80% das famílias brasileiras estão endividadas

Levantamento da CNC mostra como número de famílias endividadas vem subindo no Brasil

O percentual de famílias brasileiras endividadas atingiu 80,4% em março, o maior nível já registrado na série histórica da Pesquisa de Endividamento e Inadimplência do Consumidor (Peic), divulgada pela Confederação Nacional do Comércio de Bens, Serviços e Turismo (CNC). O índice avançou 0,2 ponto percentual em relação a fevereiro e 3,3 pontos na comparação com março do ano passado, quando a taxa era de 77,1%.


A CNC alertou que os números acendem um sinal de atenção para os próximos meses, especialmente diante dos efeitos do conflito no Oriente Médio e do impacto da alta do petróleo sobre o orçamento das famílias. Para a entidade, o endividamento continuará avançando até que os efeitos da nova política monetária cheguem ao consumidor final.


Um dos principais fatores que pressionam o endividamento é a taxa básica de juros, a Selic, que permanece em patamar elevado mesmo após a redução de 15% para 14,75% ao ano decidida pelo Comitê de Política Monetária (Copom) em março. A mudança leva meses para surtir efeito na economia, encarecendo o crédito e dificultando a quitação de dívidas. “A elevada taxa Selic é, há meses, um desafio para quem empreende e para quem consome”, afirmou José Roberto Tadros, presidente do Sistema CNC-Sesc-Senac.


Além dos juros, a alta dos preços do diesel e de outros combustíveis tem ampliado as incertezas sobre a inflação. O encarecimento do transporte eleva os custos das empresas, que tendem a repassar esses aumentos aos preços finais, reduzindo o poder de compra das famílias e levando-as a recorrer ao crédito para cobrir despesas básicas.

Cartão, cheque especial e bets
Entre as modalidades de dívida, o cartão de crédito segue como a principal.
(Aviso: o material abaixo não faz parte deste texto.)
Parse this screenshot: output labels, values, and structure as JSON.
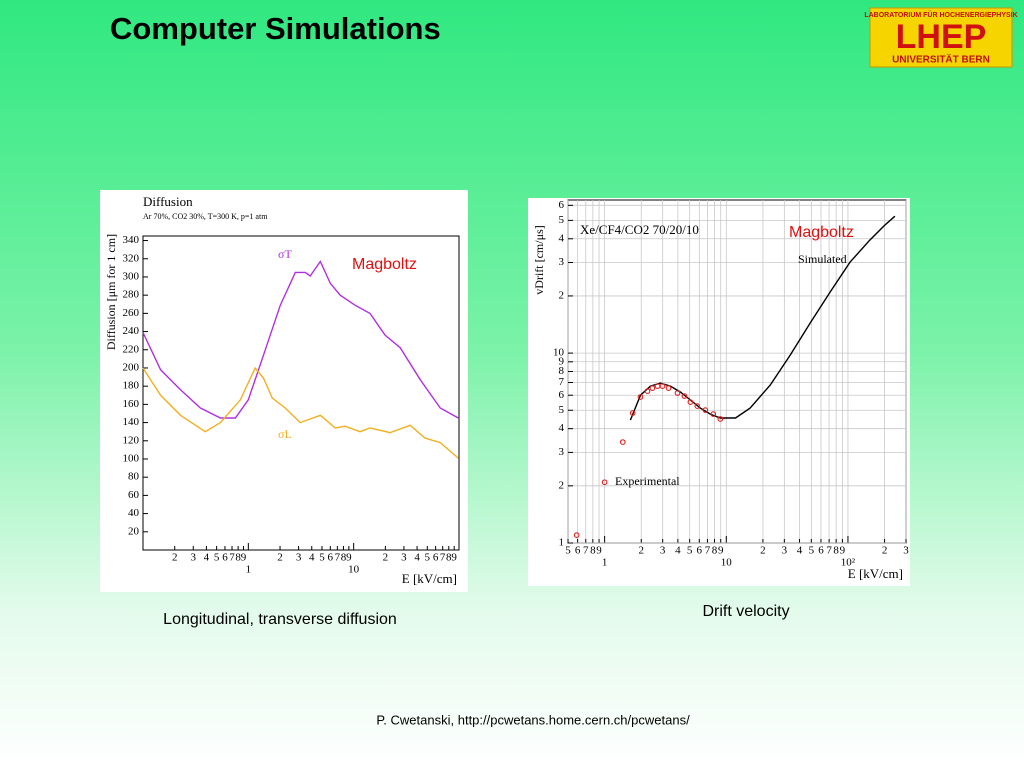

Carnês responderam por 16% do total e o crédito pessoal, por 12,6%. Financiamentos também aparecem com peso relevante: o de imóveis somou 9,7% e o de veículos, 9,1%, enquanto o crédito consignado ficou em 6,6% e o cheque especial, em 3,6%.


Um estudo do Instituto Brasileiro de Executivos de Varejo (Ibevar) e da FIA Business School apontou as apostas esportivas online como fator relevante por trás do crescimento das dívidas. Segundo a pesquisa, o impacto das plataformas de apostas sobre o endividamento é quase o dobro da soma dos efeitos do crédito e dos juros. As bets foram legalizadas em 2018 e se difundiram amplamente a partir de 2019, antes da regulamentação definitiva em 2023.
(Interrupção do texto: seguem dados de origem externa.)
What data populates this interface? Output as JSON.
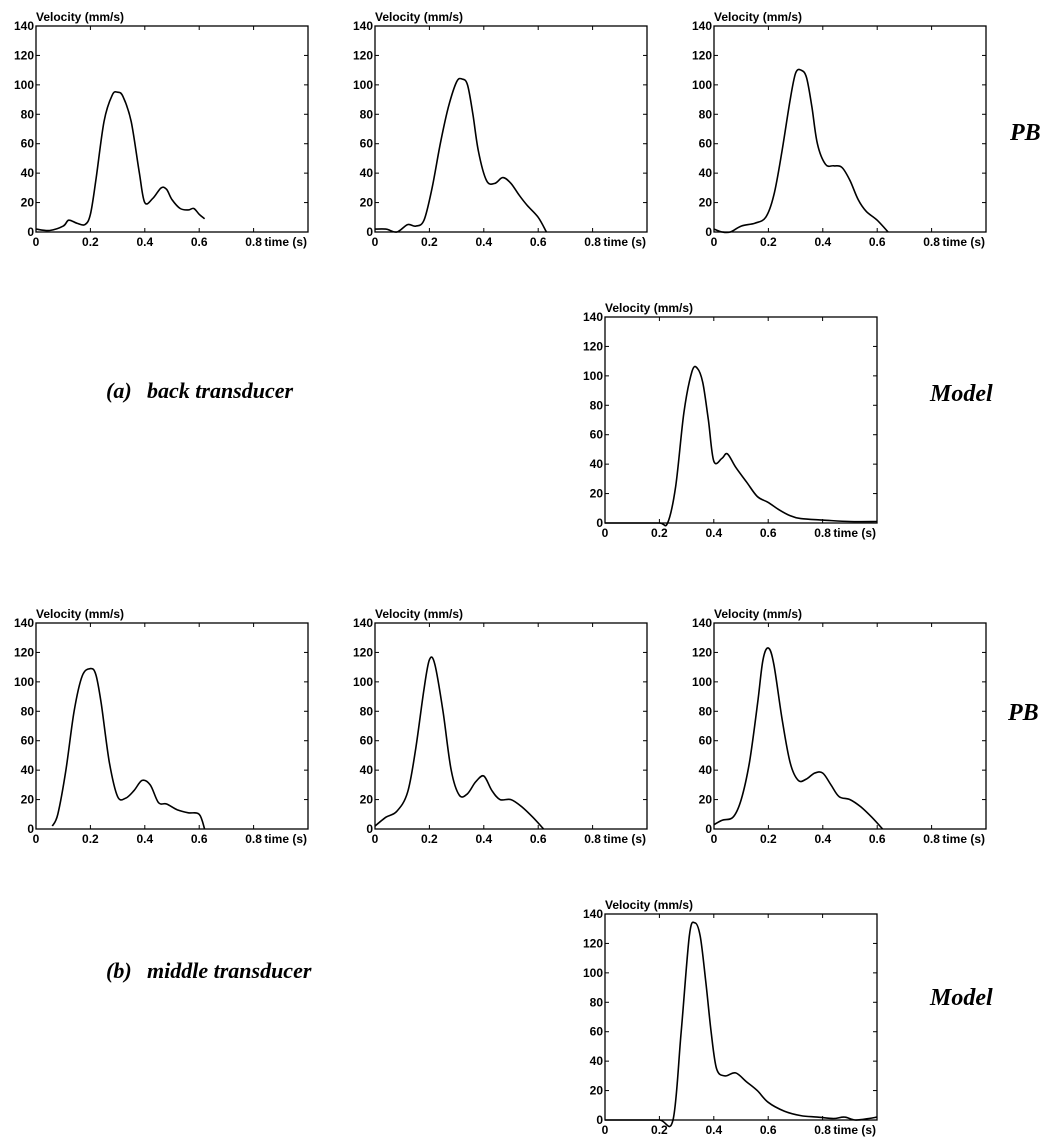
{
  "labels": {
    "section_a": "(a)",
    "section_a_name": "back transducer",
    "section_b": "(b)",
    "section_b_name": "middle transducer",
    "pb_top": "PB",
    "model_top": "Model",
    "pb_bottom": "PB",
    "model_bottom": "Model"
  },
  "chart_data": [
    {
      "id": "a-pb-1",
      "type": "line",
      "ylabel": "Velocity (mm/s)",
      "xlabel": "time (s)",
      "xlim": [
        0,
        1.0
      ],
      "ylim": [
        0,
        140
      ],
      "xticks": [
        0,
        0.2,
        0.4,
        0.6,
        0.8
      ],
      "yticks": [
        0,
        20,
        40,
        60,
        80,
        100,
        120,
        140
      ],
      "xtick_labels": [
        "0",
        "0.2",
        "0.4",
        "0.6",
        "0.8"
      ],
      "ytick_labels": [
        "0",
        "20",
        "40",
        "60",
        "80",
        "100",
        "120",
        "140"
      ],
      "series": [
        {
          "x": [
            0,
            0.05,
            0.1,
            0.12,
            0.15,
            0.18,
            0.2,
            0.22,
            0.25,
            0.28,
            0.3,
            0.32,
            0.35,
            0.38,
            0.4,
            0.43,
            0.46,
            0.48,
            0.5,
            0.53,
            0.56,
            0.58,
            0.6,
            0.62
          ],
          "y": [
            2,
            1,
            4,
            8,
            6,
            5,
            12,
            35,
            75,
            93,
            95,
            92,
            75,
            40,
            20,
            23,
            30,
            29,
            22,
            16,
            15,
            16,
            12,
            9
          ]
        }
      ]
    },
    {
      "id": "a-pb-2",
      "type": "line",
      "ylabel": "Velocity (mm/s)",
      "xlabel": "time (s)",
      "xlim": [
        0,
        1.0
      ],
      "ylim": [
        0,
        140
      ],
      "xticks": [
        0,
        0.2,
        0.4,
        0.6,
        0.8
      ],
      "yticks": [
        0,
        20,
        40,
        60,
        80,
        100,
        120,
        140
      ],
      "xtick_labels": [
        "0",
        "0.2",
        "0.4",
        "0.6",
        "0.8"
      ],
      "ytick_labels": [
        "0",
        "20",
        "40",
        "60",
        "80",
        "100",
        "120",
        "140"
      ],
      "series": [
        {
          "x": [
            0,
            0.04,
            0.08,
            0.12,
            0.15,
            0.18,
            0.21,
            0.24,
            0.27,
            0.3,
            0.32,
            0.34,
            0.36,
            0.38,
            0.41,
            0.44,
            0.47,
            0.5,
            0.53,
            0.56,
            0.6,
            0.63
          ],
          "y": [
            2,
            2,
            0,
            5,
            4,
            8,
            30,
            60,
            85,
            102,
            104,
            100,
            80,
            55,
            35,
            33,
            37,
            33,
            25,
            18,
            10,
            0
          ]
        }
      ]
    },
    {
      "id": "a-pb-3",
      "type": "line",
      "ylabel": "Velocity (mm/s)",
      "xlabel": "time (s)",
      "xlim": [
        0,
        1.0
      ],
      "ylim": [
        0,
        140
      ],
      "xticks": [
        0,
        0.2,
        0.4,
        0.6,
        0.8
      ],
      "yticks": [
        0,
        20,
        40,
        60,
        80,
        100,
        120,
        140
      ],
      "xtick_labels": [
        "0",
        "0.2",
        "0.4",
        "0.6",
        "0.8"
      ],
      "ytick_labels": [
        "0",
        "20",
        "40",
        "60",
        "80",
        "100",
        "120",
        "140"
      ],
      "series": [
        {
          "x": [
            0,
            0.03,
            0.06,
            0.1,
            0.15,
            0.19,
            0.22,
            0.25,
            0.28,
            0.3,
            0.32,
            0.34,
            0.36,
            0.38,
            0.41,
            0.44,
            0.47,
            0.5,
            0.53,
            0.56,
            0.6,
            0.64
          ],
          "y": [
            2,
            0,
            0,
            4,
            6,
            10,
            25,
            55,
            90,
            108,
            110,
            105,
            85,
            60,
            46,
            45,
            44,
            35,
            22,
            14,
            8,
            0
          ]
        }
      ]
    },
    {
      "id": "a-model",
      "type": "line",
      "ylabel": "Velocity (mm/s)",
      "xlabel": "time (s)",
      "xlim": [
        0,
        1.0
      ],
      "ylim": [
        0,
        140
      ],
      "xticks": [
        0,
        0.2,
        0.4,
        0.6,
        0.8
      ],
      "yticks": [
        0,
        20,
        40,
        60,
        80,
        100,
        120,
        140
      ],
      "xtick_labels": [
        "0",
        "0.2",
        "0.4",
        "0.6",
        "0.8"
      ],
      "ytick_labels": [
        "0",
        "20",
        "40",
        "60",
        "80",
        "100",
        "120",
        "140"
      ],
      "series": [
        {
          "x": [
            0,
            0.1,
            0.2,
            0.23,
            0.26,
            0.29,
            0.32,
            0.34,
            0.36,
            0.38,
            0.4,
            0.43,
            0.45,
            0.48,
            0.52,
            0.56,
            0.6,
            0.64,
            0.68,
            0.72,
            0.8,
            0.9,
            1.0
          ],
          "y": [
            0,
            0,
            0,
            0,
            25,
            75,
            103,
            105,
            95,
            70,
            42,
            44,
            47,
            38,
            28,
            18,
            14,
            9,
            5,
            3,
            2,
            1,
            1
          ]
        }
      ]
    },
    {
      "id": "b-pb-1",
      "type": "line",
      "ylabel": "Velocity (mm/s)",
      "xlabel": "time (s)",
      "xlim": [
        0,
        1.0
      ],
      "ylim": [
        0,
        140
      ],
      "xticks": [
        0,
        0.2,
        0.4,
        0.6,
        0.8
      ],
      "yticks": [
        0,
        20,
        40,
        60,
        80,
        100,
        120,
        140
      ],
      "xtick_labels": [
        "0",
        "0.2",
        "0.4",
        "0.6",
        "0.8"
      ],
      "ytick_labels": [
        "0",
        "20",
        "40",
        "60",
        "80",
        "100",
        "120",
        "140"
      ],
      "series": [
        {
          "x": [
            0.06,
            0.08,
            0.11,
            0.14,
            0.17,
            0.2,
            0.22,
            0.24,
            0.27,
            0.3,
            0.33,
            0.36,
            0.39,
            0.42,
            0.45,
            0.48,
            0.52,
            0.56,
            0.6,
            0.62
          ],
          "y": [
            2,
            10,
            40,
            80,
            104,
            109,
            105,
            85,
            45,
            22,
            21,
            26,
            33,
            30,
            18,
            17,
            13,
            11,
            10,
            0
          ]
        }
      ]
    },
    {
      "id": "b-pb-2",
      "type": "line",
      "ylabel": "Velocity (mm/s)",
      "xlabel": "time (s)",
      "xlim": [
        0,
        1.0
      ],
      "ylim": [
        0,
        140
      ],
      "xticks": [
        0,
        0.2,
        0.4,
        0.6,
        0.8
      ],
      "yticks": [
        0,
        20,
        40,
        60,
        80,
        100,
        120,
        140
      ],
      "xtick_labels": [
        "0",
        "0.2",
        "0.4",
        "0.6",
        "0.8"
      ],
      "ytick_labels": [
        "0",
        "20",
        "40",
        "60",
        "80",
        "100",
        "120",
        "140"
      ],
      "series": [
        {
          "x": [
            0,
            0.04,
            0.08,
            0.12,
            0.15,
            0.18,
            0.2,
            0.22,
            0.25,
            0.28,
            0.31,
            0.34,
            0.37,
            0.4,
            0.43,
            0.46,
            0.5,
            0.54,
            0.58,
            0.62
          ],
          "y": [
            2,
            8,
            12,
            25,
            55,
            95,
            115,
            112,
            80,
            40,
            23,
            24,
            32,
            36,
            26,
            20,
            20,
            15,
            8,
            0
          ]
        }
      ]
    },
    {
      "id": "b-pb-3",
      "type": "line",
      "ylabel": "Velocity (mm/s)",
      "xlabel": "time (s)",
      "xlim": [
        0,
        1.0
      ],
      "ylim": [
        0,
        140
      ],
      "xticks": [
        0,
        0.2,
        0.4,
        0.6,
        0.8
      ],
      "yticks": [
        0,
        20,
        40,
        60,
        80,
        100,
        120,
        140
      ],
      "xtick_labels": [
        "0",
        "0.2",
        "0.4",
        "0.6",
        "0.8"
      ],
      "ytick_labels": [
        "0",
        "20",
        "40",
        "60",
        "80",
        "100",
        "120",
        "140"
      ],
      "series": [
        {
          "x": [
            0,
            0.03,
            0.07,
            0.1,
            0.13,
            0.16,
            0.18,
            0.2,
            0.22,
            0.25,
            0.28,
            0.31,
            0.34,
            0.37,
            0.4,
            0.43,
            0.46,
            0.5,
            0.54,
            0.58,
            0.62
          ],
          "y": [
            3,
            6,
            8,
            20,
            45,
            85,
            115,
            123,
            112,
            75,
            45,
            33,
            34,
            38,
            38,
            30,
            22,
            20,
            15,
            8,
            0
          ]
        }
      ]
    },
    {
      "id": "b-model",
      "type": "line",
      "ylabel": "Velocity (mm/s)",
      "xlabel": "time (s)",
      "xlim": [
        0,
        1.0
      ],
      "ylim": [
        0,
        140
      ],
      "xticks": [
        0,
        0.2,
        0.4,
        0.6,
        0.8
      ],
      "yticks": [
        0,
        20,
        40,
        60,
        80,
        100,
        120,
        140
      ],
      "xtick_labels": [
        "0",
        "0.2",
        "0.4",
        "0.6",
        "0.8"
      ],
      "ytick_labels": [
        "0",
        "20",
        "40",
        "60",
        "80",
        "100",
        "120",
        "140"
      ],
      "series": [
        {
          "x": [
            0,
            0.1,
            0.2,
            0.25,
            0.28,
            0.31,
            0.33,
            0.35,
            0.37,
            0.39,
            0.41,
            0.44,
            0.48,
            0.52,
            0.56,
            0.6,
            0.66,
            0.72,
            0.78,
            0.84,
            0.88,
            0.92,
            0.97,
            1.0
          ],
          "y": [
            0,
            0,
            0,
            0,
            60,
            125,
            134,
            125,
            95,
            60,
            35,
            30,
            32,
            26,
            20,
            12,
            6,
            3,
            2,
            1,
            2,
            0,
            1,
            2
          ]
        }
      ]
    }
  ]
}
Governo cria plano de renegociação
Diante do cenário, o governo federal prepara um programa de renegociação de dívidas voltado a famílias de baixa renda, trabalhadores informais e pequenas empresas. A medida, confirmada pelo ministro da Fazenda, Dario Durigan, prevê a substituição de dívidas em linhas caras — como cartão de crédito e CDC — por modalidades com juros mais baixos, como crédito consignado e linhas com garantia. Segundo Durigan, o programa não implicará aumento de gastos públicos, sendo financiado por meio de garantias do Tesouro Nacional que permitirão aos bancos conceder descontos e refinanciar os débitos em condições mais favoráveis.
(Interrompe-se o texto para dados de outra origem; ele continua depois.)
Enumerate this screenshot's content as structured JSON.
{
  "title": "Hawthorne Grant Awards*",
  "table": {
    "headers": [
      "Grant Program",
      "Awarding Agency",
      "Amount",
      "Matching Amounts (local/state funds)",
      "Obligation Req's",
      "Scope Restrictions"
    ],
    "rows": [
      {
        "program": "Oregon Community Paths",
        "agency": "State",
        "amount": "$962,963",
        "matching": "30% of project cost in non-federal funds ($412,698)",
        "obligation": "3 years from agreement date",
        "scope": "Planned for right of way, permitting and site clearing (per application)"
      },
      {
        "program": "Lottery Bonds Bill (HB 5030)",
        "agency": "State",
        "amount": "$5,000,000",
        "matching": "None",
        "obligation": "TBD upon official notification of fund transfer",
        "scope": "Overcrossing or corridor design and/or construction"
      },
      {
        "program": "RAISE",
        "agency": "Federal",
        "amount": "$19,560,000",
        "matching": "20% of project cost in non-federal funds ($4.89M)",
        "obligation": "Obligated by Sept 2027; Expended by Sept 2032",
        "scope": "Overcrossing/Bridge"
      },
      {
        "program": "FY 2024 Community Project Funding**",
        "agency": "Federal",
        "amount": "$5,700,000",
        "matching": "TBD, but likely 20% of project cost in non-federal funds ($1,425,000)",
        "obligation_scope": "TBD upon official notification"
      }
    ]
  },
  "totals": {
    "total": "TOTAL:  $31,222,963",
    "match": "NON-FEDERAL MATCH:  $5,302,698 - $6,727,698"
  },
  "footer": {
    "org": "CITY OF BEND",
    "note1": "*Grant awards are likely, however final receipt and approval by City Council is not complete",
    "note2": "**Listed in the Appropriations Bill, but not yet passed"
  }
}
O anúncio oficial do programa deve ocorrer após o retorno do presidente Lula da Europa, onde cumpre agenda oficial. A proposta chega em um momento de pressão sobre as finanças das famílias, com o cenário externo agravado pelo conflito entre Estados Unidos, Irã e Israel, que, segundo o ministro Durigan, tende a reduzir o crescimento mundial e manter a inflação sob pressão, o que pode levar bancos centrais a reverem os planos de redução das taxas de juros.


O quadro reforça a urgência de medidas estruturais para aliviar o peso das dívidas sobre os brasileiros. Para a CNC, enquanto os efeitos da queda dos juros não chegam ao consumidor final, o endividamento deve seguir avançando — e o recorde de março pode não ser o último.